The FWA’s commitment to diversity in the media was reflected in a strong turnout at the third D Word conference – superbly organised as usual by FWA member Leon Mann – at BT Sport’s headquarters near West Ham’s London Stadium this week.
At least a dozen FWA members were spotted in the packed-out hall and both Carrie Brown and I took part in panel discussions, watched from the front row by fellow national-committee member Philippe Auclair.
The subjects covered were, as you would expect from a diversity event, wide-ranging, but familiar themes inevitably emerged. Figures produced by Leon and his team showed that, while the rise of women in the sporting media continues encouragingly, those who happen to be black and minority ethnic have fared far less well over the two years since D Word 2.

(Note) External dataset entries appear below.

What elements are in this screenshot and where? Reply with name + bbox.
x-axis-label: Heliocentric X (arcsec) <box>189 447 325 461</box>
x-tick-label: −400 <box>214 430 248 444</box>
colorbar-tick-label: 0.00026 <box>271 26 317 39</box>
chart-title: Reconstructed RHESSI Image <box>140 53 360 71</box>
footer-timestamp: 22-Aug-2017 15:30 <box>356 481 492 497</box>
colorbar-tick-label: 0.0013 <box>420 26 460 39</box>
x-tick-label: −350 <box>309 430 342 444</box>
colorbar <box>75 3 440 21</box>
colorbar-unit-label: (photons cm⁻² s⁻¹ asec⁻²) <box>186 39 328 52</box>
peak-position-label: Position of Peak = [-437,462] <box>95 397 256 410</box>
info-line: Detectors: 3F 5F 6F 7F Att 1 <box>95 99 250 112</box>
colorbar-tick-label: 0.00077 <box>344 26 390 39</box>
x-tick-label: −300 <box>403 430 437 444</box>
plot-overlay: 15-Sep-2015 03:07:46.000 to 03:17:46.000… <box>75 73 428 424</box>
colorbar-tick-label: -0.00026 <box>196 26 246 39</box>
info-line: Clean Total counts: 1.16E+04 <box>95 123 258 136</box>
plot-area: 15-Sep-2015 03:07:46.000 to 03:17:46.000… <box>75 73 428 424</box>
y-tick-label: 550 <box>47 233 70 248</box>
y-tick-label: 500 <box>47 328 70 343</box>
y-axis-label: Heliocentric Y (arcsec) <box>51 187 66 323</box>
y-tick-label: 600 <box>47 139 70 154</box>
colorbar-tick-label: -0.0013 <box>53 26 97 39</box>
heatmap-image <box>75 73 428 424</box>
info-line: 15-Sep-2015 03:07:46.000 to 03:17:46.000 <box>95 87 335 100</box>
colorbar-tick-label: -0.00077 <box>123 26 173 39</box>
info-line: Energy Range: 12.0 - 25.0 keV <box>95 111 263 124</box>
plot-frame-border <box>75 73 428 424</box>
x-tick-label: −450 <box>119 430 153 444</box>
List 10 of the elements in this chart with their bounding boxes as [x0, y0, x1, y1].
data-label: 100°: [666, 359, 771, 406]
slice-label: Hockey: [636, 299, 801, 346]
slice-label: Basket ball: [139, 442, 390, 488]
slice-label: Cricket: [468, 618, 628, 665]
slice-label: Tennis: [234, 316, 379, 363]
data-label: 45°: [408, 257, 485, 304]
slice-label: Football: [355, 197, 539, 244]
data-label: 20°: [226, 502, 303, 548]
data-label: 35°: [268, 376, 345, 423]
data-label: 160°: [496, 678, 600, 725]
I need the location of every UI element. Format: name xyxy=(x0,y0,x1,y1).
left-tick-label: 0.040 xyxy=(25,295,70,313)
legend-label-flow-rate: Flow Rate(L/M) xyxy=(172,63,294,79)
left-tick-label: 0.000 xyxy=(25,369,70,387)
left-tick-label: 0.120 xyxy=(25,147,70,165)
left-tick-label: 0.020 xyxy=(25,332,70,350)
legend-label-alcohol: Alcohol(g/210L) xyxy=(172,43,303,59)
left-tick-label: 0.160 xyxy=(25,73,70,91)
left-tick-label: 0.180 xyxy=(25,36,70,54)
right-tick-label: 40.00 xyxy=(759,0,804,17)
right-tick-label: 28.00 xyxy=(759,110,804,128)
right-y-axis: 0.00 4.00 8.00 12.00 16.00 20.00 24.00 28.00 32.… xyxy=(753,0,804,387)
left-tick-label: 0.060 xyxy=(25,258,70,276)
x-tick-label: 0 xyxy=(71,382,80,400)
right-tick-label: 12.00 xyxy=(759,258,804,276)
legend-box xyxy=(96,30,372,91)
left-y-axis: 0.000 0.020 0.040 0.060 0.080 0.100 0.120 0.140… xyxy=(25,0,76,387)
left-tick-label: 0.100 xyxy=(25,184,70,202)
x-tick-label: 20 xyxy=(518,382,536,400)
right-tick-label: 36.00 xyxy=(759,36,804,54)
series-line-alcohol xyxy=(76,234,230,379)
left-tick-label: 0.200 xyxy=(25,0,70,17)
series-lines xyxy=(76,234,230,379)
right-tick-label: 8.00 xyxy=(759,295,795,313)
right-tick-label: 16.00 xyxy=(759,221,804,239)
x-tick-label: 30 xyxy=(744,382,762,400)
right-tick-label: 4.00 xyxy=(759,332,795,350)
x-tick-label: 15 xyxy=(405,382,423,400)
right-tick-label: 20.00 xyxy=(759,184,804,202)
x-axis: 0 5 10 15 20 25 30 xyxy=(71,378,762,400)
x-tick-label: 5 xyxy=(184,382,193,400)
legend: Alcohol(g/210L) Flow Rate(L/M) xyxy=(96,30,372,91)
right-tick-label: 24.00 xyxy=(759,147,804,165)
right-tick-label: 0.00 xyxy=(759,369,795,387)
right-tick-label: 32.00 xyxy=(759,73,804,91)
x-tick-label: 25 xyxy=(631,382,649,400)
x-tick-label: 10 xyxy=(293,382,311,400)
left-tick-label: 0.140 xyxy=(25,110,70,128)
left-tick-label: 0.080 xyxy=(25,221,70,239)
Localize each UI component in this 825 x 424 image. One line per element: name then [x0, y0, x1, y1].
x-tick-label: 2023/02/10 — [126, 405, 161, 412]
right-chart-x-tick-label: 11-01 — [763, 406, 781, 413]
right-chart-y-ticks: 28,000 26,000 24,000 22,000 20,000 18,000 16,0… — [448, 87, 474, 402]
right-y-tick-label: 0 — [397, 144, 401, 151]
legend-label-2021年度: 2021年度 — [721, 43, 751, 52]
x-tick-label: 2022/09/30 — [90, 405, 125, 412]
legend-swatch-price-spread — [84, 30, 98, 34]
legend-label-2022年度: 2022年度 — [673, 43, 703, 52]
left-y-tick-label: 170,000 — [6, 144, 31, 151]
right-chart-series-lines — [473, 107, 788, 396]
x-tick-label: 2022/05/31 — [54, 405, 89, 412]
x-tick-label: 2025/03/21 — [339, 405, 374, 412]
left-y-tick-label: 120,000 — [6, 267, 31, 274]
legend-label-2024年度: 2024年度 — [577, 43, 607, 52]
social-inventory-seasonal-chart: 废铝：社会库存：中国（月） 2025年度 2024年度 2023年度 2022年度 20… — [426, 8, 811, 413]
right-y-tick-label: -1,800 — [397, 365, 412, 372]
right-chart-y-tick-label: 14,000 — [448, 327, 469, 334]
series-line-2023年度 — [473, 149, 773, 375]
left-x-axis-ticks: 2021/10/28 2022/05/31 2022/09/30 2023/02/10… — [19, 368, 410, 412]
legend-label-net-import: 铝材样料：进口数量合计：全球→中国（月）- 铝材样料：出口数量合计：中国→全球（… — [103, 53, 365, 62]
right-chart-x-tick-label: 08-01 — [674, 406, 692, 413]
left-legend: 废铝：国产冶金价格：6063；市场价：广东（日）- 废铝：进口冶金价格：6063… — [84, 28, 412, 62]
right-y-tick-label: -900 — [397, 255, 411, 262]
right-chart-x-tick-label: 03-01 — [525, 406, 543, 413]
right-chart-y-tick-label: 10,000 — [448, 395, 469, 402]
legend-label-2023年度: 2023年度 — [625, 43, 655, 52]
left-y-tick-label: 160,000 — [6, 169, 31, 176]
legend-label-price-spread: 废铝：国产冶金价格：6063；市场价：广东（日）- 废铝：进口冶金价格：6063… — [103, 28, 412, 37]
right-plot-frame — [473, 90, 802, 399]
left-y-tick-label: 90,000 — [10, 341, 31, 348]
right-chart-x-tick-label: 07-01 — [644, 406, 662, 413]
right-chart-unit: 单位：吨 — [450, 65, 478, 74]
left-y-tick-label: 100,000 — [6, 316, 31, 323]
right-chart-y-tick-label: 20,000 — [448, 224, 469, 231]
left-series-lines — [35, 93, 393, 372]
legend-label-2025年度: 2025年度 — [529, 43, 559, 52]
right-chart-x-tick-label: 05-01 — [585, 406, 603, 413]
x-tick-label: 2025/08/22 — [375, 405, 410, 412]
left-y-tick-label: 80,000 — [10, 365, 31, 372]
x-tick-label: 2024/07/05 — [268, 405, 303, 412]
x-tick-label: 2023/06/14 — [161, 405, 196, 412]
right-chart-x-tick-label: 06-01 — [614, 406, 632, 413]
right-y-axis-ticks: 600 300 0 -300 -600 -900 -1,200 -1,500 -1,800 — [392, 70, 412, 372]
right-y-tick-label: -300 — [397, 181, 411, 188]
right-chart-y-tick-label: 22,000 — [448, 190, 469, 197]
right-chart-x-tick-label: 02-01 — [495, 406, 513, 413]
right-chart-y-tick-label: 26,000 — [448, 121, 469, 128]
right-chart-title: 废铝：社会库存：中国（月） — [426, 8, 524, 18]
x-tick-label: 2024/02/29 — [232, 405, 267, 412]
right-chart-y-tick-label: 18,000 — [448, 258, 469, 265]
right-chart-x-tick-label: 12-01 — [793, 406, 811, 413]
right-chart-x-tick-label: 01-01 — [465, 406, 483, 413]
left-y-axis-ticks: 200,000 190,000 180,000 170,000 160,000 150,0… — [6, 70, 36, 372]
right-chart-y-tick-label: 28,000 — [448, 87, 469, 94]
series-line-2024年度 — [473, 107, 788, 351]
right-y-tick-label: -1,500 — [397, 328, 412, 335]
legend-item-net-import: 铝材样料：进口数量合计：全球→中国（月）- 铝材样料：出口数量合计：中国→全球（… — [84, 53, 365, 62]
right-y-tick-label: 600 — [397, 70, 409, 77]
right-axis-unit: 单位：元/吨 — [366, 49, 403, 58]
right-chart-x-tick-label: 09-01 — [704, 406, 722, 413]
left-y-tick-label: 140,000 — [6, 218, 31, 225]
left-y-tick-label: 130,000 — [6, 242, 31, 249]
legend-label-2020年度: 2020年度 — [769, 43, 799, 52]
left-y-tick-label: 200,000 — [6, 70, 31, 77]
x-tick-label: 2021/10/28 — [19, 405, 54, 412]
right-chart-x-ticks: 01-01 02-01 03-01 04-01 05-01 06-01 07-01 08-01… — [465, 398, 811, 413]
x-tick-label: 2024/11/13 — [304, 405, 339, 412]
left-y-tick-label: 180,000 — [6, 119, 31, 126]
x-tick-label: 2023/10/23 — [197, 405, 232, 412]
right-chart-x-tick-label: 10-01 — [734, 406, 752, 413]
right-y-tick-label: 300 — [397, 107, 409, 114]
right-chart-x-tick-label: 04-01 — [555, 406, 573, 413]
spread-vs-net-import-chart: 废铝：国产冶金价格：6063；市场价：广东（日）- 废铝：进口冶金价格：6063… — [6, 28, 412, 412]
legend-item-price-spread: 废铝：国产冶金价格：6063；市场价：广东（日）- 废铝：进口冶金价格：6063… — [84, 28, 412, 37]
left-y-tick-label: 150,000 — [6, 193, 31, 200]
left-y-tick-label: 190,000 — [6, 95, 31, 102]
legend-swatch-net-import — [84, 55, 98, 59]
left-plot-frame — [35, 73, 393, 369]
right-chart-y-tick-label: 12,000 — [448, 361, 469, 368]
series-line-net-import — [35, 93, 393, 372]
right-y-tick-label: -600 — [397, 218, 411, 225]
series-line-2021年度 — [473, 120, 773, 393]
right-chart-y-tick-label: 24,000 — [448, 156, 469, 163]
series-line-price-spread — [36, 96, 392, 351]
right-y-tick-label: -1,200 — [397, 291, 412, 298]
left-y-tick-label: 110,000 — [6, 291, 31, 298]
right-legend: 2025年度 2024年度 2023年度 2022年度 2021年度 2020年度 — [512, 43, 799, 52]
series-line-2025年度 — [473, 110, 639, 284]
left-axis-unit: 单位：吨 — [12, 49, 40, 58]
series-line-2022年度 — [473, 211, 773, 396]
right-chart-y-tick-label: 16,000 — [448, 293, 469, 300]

Indeed BAME progress in our field of work, male or female, has seemed to be confined mainly to former sports stars. It is an unhealthy situation and according to some attendees the remedy was for employers to cast their nets wider. From both BBC and ITV came promises to maintain progress in this respect.
Meanwhile there were calls for more widespread mentoring and on the FWA’s behalf I mentioned our efforts, which include a scheme open to all student members overseen by Jim White, and stressed that impressive candidates of any background, once introduced to a newspaper or broadcasting environment, would make enough of an impact to be invited back.
I also outlined the process by which we recently improved the diversity (gender, ethnic and age-wise) of our national committee, while making clear that this was only a start and that we had to be open to the world of blogging – by a happy coincidence, this is one of the ways BAME aspirants can make their own luck, and we look forward to welcoming them into an ever-more-diverse FWA.